Dante's depiction of him influenced later literary works. In her epic poem Cœur de Lion (1822), Eleanor Anne Porden portrays him fomenting discord in the Third Crusade and, because of his remorse over his involvement with Richard's imprisonment, becoming a hermit. He also figures as a minor character in Maurice Hewlett's novel The Life and Death of Richard Yea-and-Nay (1900), depicted unflatteringly. He is described as "a man of hot blood, fumes and rages", with "a grudging spirit". One character dismisses him thus: "Great poet he was, great thief, and a silly fool."
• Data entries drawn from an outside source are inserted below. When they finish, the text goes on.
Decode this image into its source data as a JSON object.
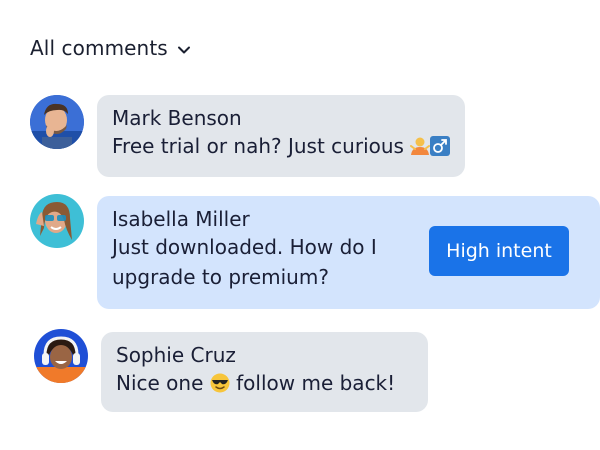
{
  "filter": {
    "label": "All comments",
    "icon": "chevron-down-icon"
  },
  "comments": [
    {
      "author": "Mark Benson",
      "text": "Free trial or nah? Just curious",
      "emoji": [
        "person-shrugging-emoji",
        "male-sign-emoji"
      ],
      "bubble_color": "#e2e6eb"
    },
    {
      "author": "Isabella Miller",
      "text": "Just downloaded. How do I upgrade to premium?",
      "badge": "High intent",
      "bubble_color": "#d3e4fd",
      "badge_color": "#1a73e8"
    },
    {
      "author": "Sophie Cruz",
      "text_before": "Nice one",
      "text_after": "follow me back!",
      "emoji": [
        "sunglasses-face-emoji"
      ],
      "bubble_color": "#e2e6eb"
    }
  ]
}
His memory was better served by Ezra Pound, who translated some of his songs and also based several original poems around him and his works, notably Na Audiart (1908), Sestina: Altaforte (1909), and Near Périgord (1915). There are also allusions to him in some of the Cantos. Via the influence of Pound's Na Audiart, he is also mentioned in Sorley MacLean's poem, A' Bhuaile Ghreine (The Sunny Fold).

He was the subject of a 1936 play Bertran de Born by Jean Valmy-Baisse, to which Darius Milhaud wrote incidental music. He later reworked the music into his Suite provençale.

Paul Auster mentions De Born in his novel Invisible (2009), where the main character meets a Frenchman named Born, and corrects a translation of one of Bertran's war poems. This appeared before as a translation by Paul Auster, in The Nation.